Mind you, this mindset is not always easy. I am not perfectly living in this place at all times. But more frequently than not, I find myself able to question “the what” with a focus on action. I am practicing this right now while wrestling with difficult work and relationship challenges at the same time. And while in some moments and some days I don’t feel I like being positively focused on the learning, for the most part I am able to step back and appreciate the experience for what it is teaching me. Another gift of transformation.
Where and how to begin
One of the most frequently asked questions I get from people when I share my story is, “What if I don’t know what I really, really want? I don’t know the question or even where to begin?” My answer is simple. Pay attention to what you are practicing in your life and then note if it is working for you. Simply become more consciously aware. We are all practicing something in our lives on a daily basis. Just learn to notice what you are practicing.

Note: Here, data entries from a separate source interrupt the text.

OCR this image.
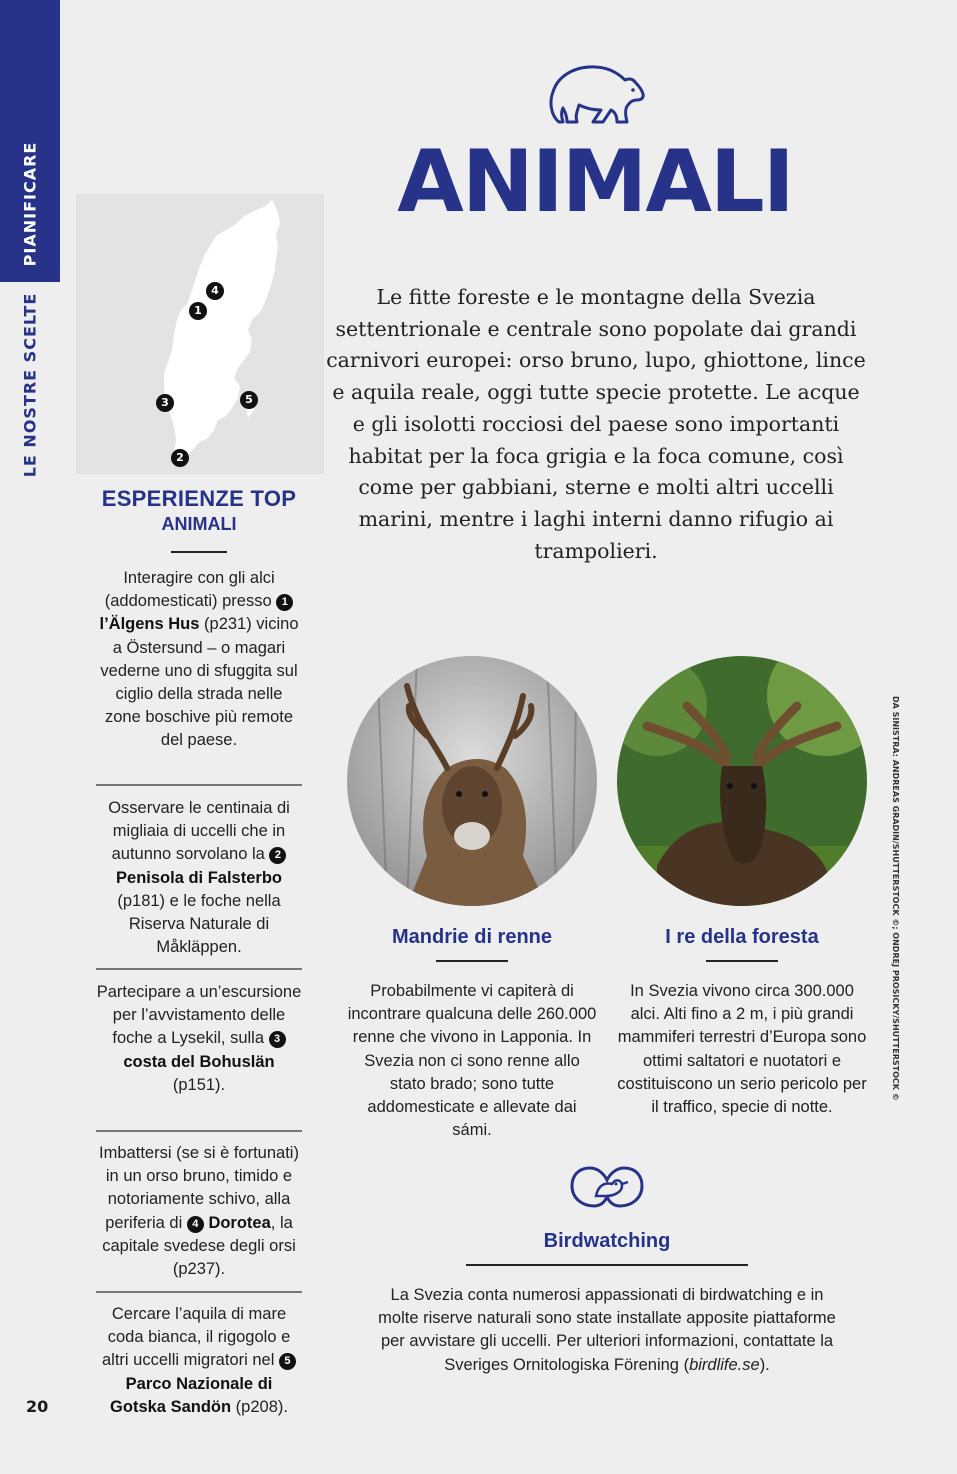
PIANIFICARE
LE NOSTRE SCELTE
20
ANIMALI
Le fitte foreste e le montagne della Svezia settentrionale e centrale sono popolate dai grandi carnivori europei: orso bruno, lupo, ghiottone, lince e aquila reale, oggi tutte specie protette. Le acque e gli isolotti rocciosi del paese sono importanti habitat per la foca grigia e la foca comune, così come per gabbiani, sterne e molti altri uccelli marini, mentre i laghi interni danno rifugio ai trampolieri.
1
2
3
4
5
ESPERIENZE TOP
ANIMALI
Interagire con gli alci (addomesticati) presso 1l’Älgens Hus (p231) vicino a Östersund – o magari vederne uno di sfuggita sul ciglio della strada nelle zone boschive più remote del paese.
Osservare le centinaia di migliaia di uccelli che in autunno sorvolano la 2 Penisola di Falsterbo (p181) e le foche nella Riserva Naturale di Måkläppen.
Partecipare a un’escursione per l’avvistamento delle foche a Lysekil, sulla 3 costa del Bohuslän (p151).
Imbattersi (se si è fortunati) in un orso bruno, timido e notoriamente schivo, alla periferia di 4 Dorotea, la capitale svedese degli orsi (p237).
Cercare l’aquila di mare coda bianca, il rigogolo e altri uccelli migratori nel 5 Parco Nazionale di Gotska Sandön (p208).
DA SINISTRA: ANDREAS GRADIN/SHUTTERSTOCK ©; ONDREJ PROSICKY/SHUTTERSTOCK ©
Mandrie di renne
Probabilmente vi capiterà di incontrare qualcuna delle 260.000 renne che vivono in Lapponia. In Svezia non ci sono renne allo stato brado; sono tutte addomesticate e allevate dai sámi.
I re della foresta
In Svezia vivono circa 300.000 alci. Alti fino a 2 m, i più grandi mammiferi terrestri d’Europa sono ottimi saltatori e nuotatori e costituiscono un serio pericolo per il traffico, specie di notte.
Birdwatching
La Svezia conta numerosi appassionati di birdwatching e in molte riserve naturali sono state installate apposite piattaforme per avvistare gli uccelli. Per ulteriori informazioni, contattate la Sveriges Ornitologiska Förening (birdlife.se).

Eating healthy and going to the gym is a practice. As is going to McDonald’s drive through and bingeing on burgers. Working 12-18 hour days and giving up yourself to others is a practice. As is putting yourself in the equation and nurturing you. Spending time with your kids is a practice. Not being home for dinner 4-5 nights per week is another. Once you become aware and note if it is working for you or not, it is difficult to ignore. Often we get so busy or so out of our equation that we have our head down going through the motions of our day/life and we lose touch with what is working and what isn’t.
Once I discovered what I was practicing that wasn’t at all working for me and why, I became very uncomfortable with my situation. This lead me to change. At first, it was incremental change which allowed me to discover the right question/issue and then that lead to transformational change which has now lead to a life where I live more intentionally not purely out of habit. And I am so much happier.
So if you are stuck or don’t know where to begin, try asking yourself: “What am I practicing and is that working? Then take it from there.
Reflections from Women in Leadership
The Women in Leadership Community in their discussion had some awesome and insightful observations about the power of questions to transform our thoughts, our individual journeys, our enough-ness. They observed that this type of intense questioning changes depending on the various stages of our lives, but regardless can help us focus on the “right” things. In the virtual group, we also discussed how asking “what” questions can gently allow you to go deeper. One woman referred to that as a luscious process! I love it. I wouldn’t have referred to it as luscious when I was in it, but I also wouldn’t have traded the questioning part of the journey for anything.
I would love to hear from anyone brave enough to read this entire lengthy blog on the topic of exploring questions in your own life. 🙂 Do you believe deep questioning can lead you to transformational change? Tell us about your experience. When has questioning helped you clarify your goals or achieve your wildest dreams? Okay, to also ask questions about my story and process.